Ashvin Patil, Founder and Director of Biofuels Junction
The inclusion and recognition of those working with agri-residues as feedstock for biofuels in the priority sector lending mandate in the budget can help open up significant financing opportunities for smaller players in the industry and rural entrepreneurs. Currently, aspects like tractor financing are part of priority sector lending, which benefits from lower interest rates. It would not only provide financial impetus to emerging sectors within agriculture but also align with broader goals of sustainability and innovation in agricultural practices. It will also encourage farmers to refrain from stubble burning and contribute to the growing biofuel industry, creating a sustainable cycle of waste-to-wealth.

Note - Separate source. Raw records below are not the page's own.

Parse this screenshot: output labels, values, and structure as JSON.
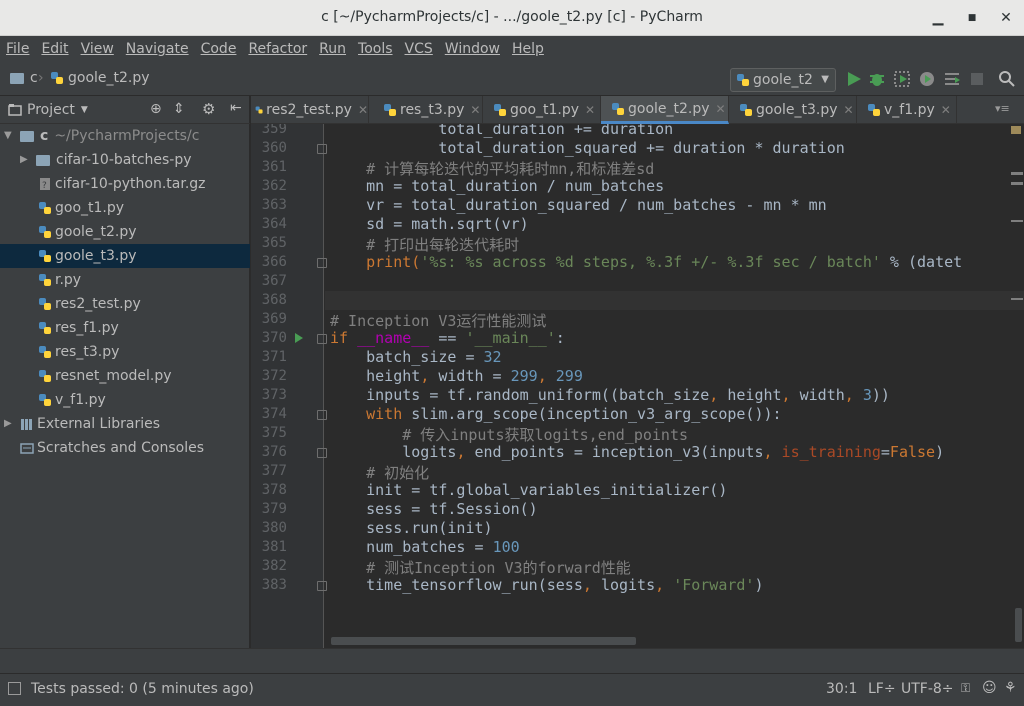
{
  "window": {
    "title": "c [~/PycharmProjects/c] - .../goole_t2.py [c] - PyCharm",
    "minimize_glyph": "▁",
    "maximize_glyph": "■",
    "close_glyph": "✕"
  },
  "menu": [
    "File",
    "Edit",
    "View",
    "Navigate",
    "Code",
    "Refactor",
    "Run",
    "Tools",
    "VCS",
    "Window",
    "Help"
  ],
  "navbar": {
    "crumb_project": "c",
    "crumb_file": "goole_t2.py",
    "run_config": "goole_t2"
  },
  "project_panel": {
    "title": "Project",
    "root_name": "c",
    "root_path": "~/PycharmProjects/c",
    "items": [
      "cifar-10-batches-py",
      "cifar-10-python.tar.gz",
      "goo_t1.py",
      "goole_t2.py",
      "goole_t3.py",
      "r.py",
      "res2_test.py",
      "res_f1.py",
      "res_t3.py",
      "resnet_model.py",
      "v_f1.py"
    ],
    "external_libraries": "External Libraries",
    "scratches": "Scratches and Consoles"
  },
  "tabs": [
    "res2_test.py",
    "res_t3.py",
    "goo_t1.py",
    "goole_t2.py",
    "goole_t3.py",
    "v_f1.py"
  ],
  "active_tab": "goole_t2.py",
  "line_numbers": [
    "359",
    "360",
    "361",
    "362",
    "363",
    "364",
    "365",
    "366",
    "367",
    "368",
    "369",
    "370",
    "371",
    "372",
    "373",
    "374",
    "375",
    "376",
    "377",
    "378",
    "379",
    "380",
    "381",
    "382",
    "383"
  ],
  "code": {
    "l359": "total_duration += duration",
    "l360": "total_duration_squared += duration * duration",
    "l361": "# 计算每轮迭代的平均耗时mn,和标准差sd",
    "l362": "mn = total_duration / num_batches",
    "l363": "vr = total_duration_squared / num_batches - mn * mn",
    "l364": "sd = math.sqrt(vr)",
    "l365": "# 打印出每轮迭代耗时",
    "l366_a": "print(",
    "l366_b": "'%s: %s across %d steps, %.3f +/- %.3f sec / batch'",
    "l366_c": " % (datet",
    "l369": "# Inception V3运行性能测试",
    "l370_a": "if ",
    "l370_b": "__name__",
    "l370_c": " == ",
    "l370_d": "'__main__'",
    "l370_e": ":",
    "l371_a": "batch_size = ",
    "l371_b": "32",
    "l372_a": "height",
    "l372_b": ", ",
    "l372_c": "width = ",
    "l372_d": "299",
    "l372_e": ", ",
    "l372_f": "299",
    "l373_a": "inputs = tf.random_uniform((batch_size",
    "l373_b": ", ",
    "l373_c": "height",
    "l373_d": ", ",
    "l373_e": "width",
    "l373_f": ", ",
    "l373_g": "3",
    "l373_h": "))",
    "l374_a": "with ",
    "l374_b": "slim.arg_scope(inception_v3_arg_scope()):",
    "l375": "# 传入inputs获取logits,end_points",
    "l376_a": "logits",
    "l376_b": ", ",
    "l376_c": "end_points = inception_v3(inputs",
    "l376_d": ", ",
    "l376_e": "is_training",
    "l376_f": "=",
    "l376_g": "False",
    "l376_h": ")",
    "l377": "# 初始化",
    "l378": "init = tf.global_variables_initializer()",
    "l379": "sess = tf.Session()",
    "l380": "sess.run(init)",
    "l381_a": "num_batches = ",
    "l381_b": "100",
    "l382": "# 测试Inception V3的forward性能",
    "l383_a": "time_tensorflow_run(sess",
    "l383_b": ", ",
    "l383_c": "logits",
    "l383_d": ", ",
    "l383_e": "'Forward'",
    "l383_f": ")"
  },
  "status": {
    "message": "Tests passed: 0 (5 minutes ago)",
    "position": "30:1",
    "line_sep": "LF÷",
    "encoding": "UTF-8÷"
  },
  "colors": {
    "accent": "#4a88c7",
    "run_green": "#499c54",
    "keyword": "#cc7832",
    "string": "#6a8759",
    "number": "#6897bb",
    "comment": "#808080"
  }
}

Advertising and Marketing Sector

Delphin Varghese, Co-founder & Chief Business Officer, AdCounty Media
The Vote on Account interim budget will be presented on February 1, 2024. The full Union Budget for 2024-25 will likely be presented sometime in July 2024, after the new government is formed. The thriving startup culture is expected to lead to investment in the advertising and marketing sector. As witnessed earlier, the union budget aligns with the government’s goal of reaching the GDP threshold of $5 trillion by 2025–2026.
With the correct policy framework, startup culture will continue to thrive. These policies and investments will contribute significantly to inclusive and sustainable growth in Bharat and create jobs. India’s economy is expected to increase by 9.2% in the next fiscal year, which is good news for the whole sector. We also anticipate that media and advertising will grow significantly due to the overall expansion, which was hindered by the pandemic in the previous two years.

Highway advertising is growing as a very strong option for brand marketing across several sectors, providing a new dimension to expanding the out-of-home industry. SMEs and startups are a major source of revenue for the advertising industry. This market could profit from tax advantages, subsidies, or easily accessible credit for digital marketing and e-commerce training. Campaigns displaying Indian products and services in foreign markets should be backed to encourage economic diversification and increase exports.